DFSS methodologies combined with model-driven development can result in order-of-magnitude improvements in both productivity and quality when virtual prototyping, automated data collection, and statistical analyses are used to guide the model-driven development process. DFSS is a widely accepted approach to developing products that meet customer needs while minimizing defects. In a DFSS process, Six Sigma principles are applied during the product development process to eliminate potential quality problems before the product goes to volume manufacturing.

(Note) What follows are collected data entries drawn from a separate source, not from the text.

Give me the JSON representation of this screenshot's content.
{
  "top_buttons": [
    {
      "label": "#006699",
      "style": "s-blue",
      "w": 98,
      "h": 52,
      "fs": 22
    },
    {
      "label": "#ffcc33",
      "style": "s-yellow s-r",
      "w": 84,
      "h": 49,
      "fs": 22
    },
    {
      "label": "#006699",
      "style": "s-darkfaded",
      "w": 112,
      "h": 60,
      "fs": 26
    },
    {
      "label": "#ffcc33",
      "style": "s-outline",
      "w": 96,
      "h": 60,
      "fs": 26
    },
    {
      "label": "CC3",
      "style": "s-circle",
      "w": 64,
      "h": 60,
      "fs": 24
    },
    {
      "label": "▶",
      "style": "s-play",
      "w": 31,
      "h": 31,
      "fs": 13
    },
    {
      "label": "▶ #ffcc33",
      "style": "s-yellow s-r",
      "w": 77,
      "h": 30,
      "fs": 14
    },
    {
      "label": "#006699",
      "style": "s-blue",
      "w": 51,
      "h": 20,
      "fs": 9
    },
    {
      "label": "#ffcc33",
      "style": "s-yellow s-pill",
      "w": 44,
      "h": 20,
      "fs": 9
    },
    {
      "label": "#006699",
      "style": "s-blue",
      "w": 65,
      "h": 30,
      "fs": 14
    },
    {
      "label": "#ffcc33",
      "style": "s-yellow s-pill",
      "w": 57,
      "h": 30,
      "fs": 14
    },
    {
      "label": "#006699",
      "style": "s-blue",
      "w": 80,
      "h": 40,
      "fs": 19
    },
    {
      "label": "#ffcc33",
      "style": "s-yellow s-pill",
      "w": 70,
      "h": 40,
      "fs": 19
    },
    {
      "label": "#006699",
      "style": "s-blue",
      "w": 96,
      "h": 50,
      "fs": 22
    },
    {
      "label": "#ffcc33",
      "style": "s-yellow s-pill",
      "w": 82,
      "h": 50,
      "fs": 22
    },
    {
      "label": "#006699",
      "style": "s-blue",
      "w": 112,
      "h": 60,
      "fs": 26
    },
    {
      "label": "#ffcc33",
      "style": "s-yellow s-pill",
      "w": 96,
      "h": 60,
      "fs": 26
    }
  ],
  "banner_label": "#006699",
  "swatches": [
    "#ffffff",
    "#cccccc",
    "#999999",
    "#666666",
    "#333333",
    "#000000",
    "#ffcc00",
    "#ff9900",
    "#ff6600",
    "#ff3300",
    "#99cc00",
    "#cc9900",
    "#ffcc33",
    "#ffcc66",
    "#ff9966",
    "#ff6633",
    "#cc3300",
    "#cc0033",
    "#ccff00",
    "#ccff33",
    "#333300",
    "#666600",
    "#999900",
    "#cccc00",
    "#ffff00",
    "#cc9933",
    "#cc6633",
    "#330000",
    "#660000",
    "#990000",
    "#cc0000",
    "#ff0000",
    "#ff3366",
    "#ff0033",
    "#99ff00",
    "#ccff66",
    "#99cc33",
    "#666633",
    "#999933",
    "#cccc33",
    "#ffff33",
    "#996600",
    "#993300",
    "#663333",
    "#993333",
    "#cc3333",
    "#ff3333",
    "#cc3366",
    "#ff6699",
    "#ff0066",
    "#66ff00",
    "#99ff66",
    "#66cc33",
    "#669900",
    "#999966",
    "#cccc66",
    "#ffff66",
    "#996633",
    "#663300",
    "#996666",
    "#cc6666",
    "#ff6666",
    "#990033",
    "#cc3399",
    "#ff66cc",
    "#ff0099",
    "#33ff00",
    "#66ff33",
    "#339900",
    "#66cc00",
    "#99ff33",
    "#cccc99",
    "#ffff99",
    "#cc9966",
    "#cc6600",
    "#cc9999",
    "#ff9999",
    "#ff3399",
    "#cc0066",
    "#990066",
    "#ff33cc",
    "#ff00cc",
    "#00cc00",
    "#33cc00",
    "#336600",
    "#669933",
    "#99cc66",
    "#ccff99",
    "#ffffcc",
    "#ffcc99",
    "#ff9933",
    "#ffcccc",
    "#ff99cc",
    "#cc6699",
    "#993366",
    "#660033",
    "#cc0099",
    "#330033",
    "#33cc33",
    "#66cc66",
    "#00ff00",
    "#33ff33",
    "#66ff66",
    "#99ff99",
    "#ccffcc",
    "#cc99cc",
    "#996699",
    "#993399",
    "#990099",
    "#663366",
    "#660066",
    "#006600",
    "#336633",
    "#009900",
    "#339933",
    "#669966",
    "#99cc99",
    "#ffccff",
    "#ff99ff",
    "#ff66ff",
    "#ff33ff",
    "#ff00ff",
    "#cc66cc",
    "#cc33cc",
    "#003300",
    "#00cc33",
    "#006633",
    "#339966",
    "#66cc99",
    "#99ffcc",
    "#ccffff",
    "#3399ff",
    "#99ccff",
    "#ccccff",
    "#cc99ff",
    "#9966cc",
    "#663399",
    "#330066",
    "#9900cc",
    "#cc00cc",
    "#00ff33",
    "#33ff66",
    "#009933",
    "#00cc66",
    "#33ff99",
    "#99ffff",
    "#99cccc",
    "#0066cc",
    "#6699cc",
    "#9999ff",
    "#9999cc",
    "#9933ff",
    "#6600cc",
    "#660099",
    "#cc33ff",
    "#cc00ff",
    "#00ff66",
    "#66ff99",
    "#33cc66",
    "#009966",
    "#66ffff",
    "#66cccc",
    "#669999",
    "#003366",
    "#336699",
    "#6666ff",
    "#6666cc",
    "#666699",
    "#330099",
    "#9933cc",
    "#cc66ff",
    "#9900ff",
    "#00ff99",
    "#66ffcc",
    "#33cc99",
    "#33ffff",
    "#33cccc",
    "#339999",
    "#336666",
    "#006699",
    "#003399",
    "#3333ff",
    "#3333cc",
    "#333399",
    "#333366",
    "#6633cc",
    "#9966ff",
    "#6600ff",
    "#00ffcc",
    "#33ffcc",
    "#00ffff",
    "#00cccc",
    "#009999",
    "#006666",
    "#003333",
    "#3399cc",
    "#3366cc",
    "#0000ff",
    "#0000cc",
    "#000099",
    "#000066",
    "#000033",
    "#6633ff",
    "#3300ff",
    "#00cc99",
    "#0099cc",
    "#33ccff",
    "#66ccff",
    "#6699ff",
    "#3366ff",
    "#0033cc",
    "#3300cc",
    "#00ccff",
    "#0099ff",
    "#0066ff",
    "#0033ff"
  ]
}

The SystemVision tool provides a mixed-signal, multi-discipline modeling/simulation environment that acts as a virtual lab for the design and analysis of distributed mechatronic systems. The SystemVision tool integrates with the Minitab® Statistical Software package by Minitab, Inc., which provides a framework for designing experiments and modeling quality measures. This enables users to access the SystemVision tool’s powerful multi-run simulation and analysis capabilities to automate data collection from mathematical models.

“Model-driven development used in conjunction with Six Sigma enables companies to evaluate new ideas, optimize designs for cost and manufacturability, and quickly put new products into production,” said Michelle Paret, Product Marketing Manager, Minitab, Inc. “SystemVision and Minitab together enable Six Sigma practitioners and product developers to run powerful, automated simulations, while varying parameter value sets and operating conditions, to determine the best values to use—those that define a robust system capable of delivering the highest quality at the lowest cost.”

The SystemVision tool leverages industry-standard modeling languages – VHDL-AMS, SPICE, and C – and includes graphical design entry capabilities, modeling and library tools, leading-edge simulation technology, and powerful waveform viewing and analysis tools.

Model-driven development is an approach to design that uses models to specify requirements, verify designs, and generate implementations. It allows each stakeholder to participate in the process at an appropriate level of abstraction, whether at the functional or specification level, architectural level, or implementation level. It enables options to be explored and trade-offs to be made at each level and provides a structure for communication between stakeholders such as system architects, system-level and component-level engineers, and Six Sigma practitioners.

The SystemVision tool provides the framework and tools to support such a model-driven development process. The design is managed through a model hierarchy starting at the functional specification stage, moving down through the architectural design stage, and then to the most detailed, component-level implementation stage of the process.

“Systematic experimentation is crucial to investigating the factors that influence product quality. To compete in today’s rapidly changing business world, companies must quickly attain high yield, cost-contained, robust results. Model driven development addresses this,” said Darrell Teegarden, director of the system modeling & analysis business unit, Mentor Graphics.

The SystemVision tool provides a unique ability to specify statistical distributions for any VHDL/VHDL-AMS generic or SPICE parameter, using the values in monte carlo simulations, and post-process the results (e.g., create histograms of measured results, parametric plots of measured results vs. parametric values, etc.) This provides important capability for up-front development of required design parameter tolerances specifications, such as in a DFSS development process.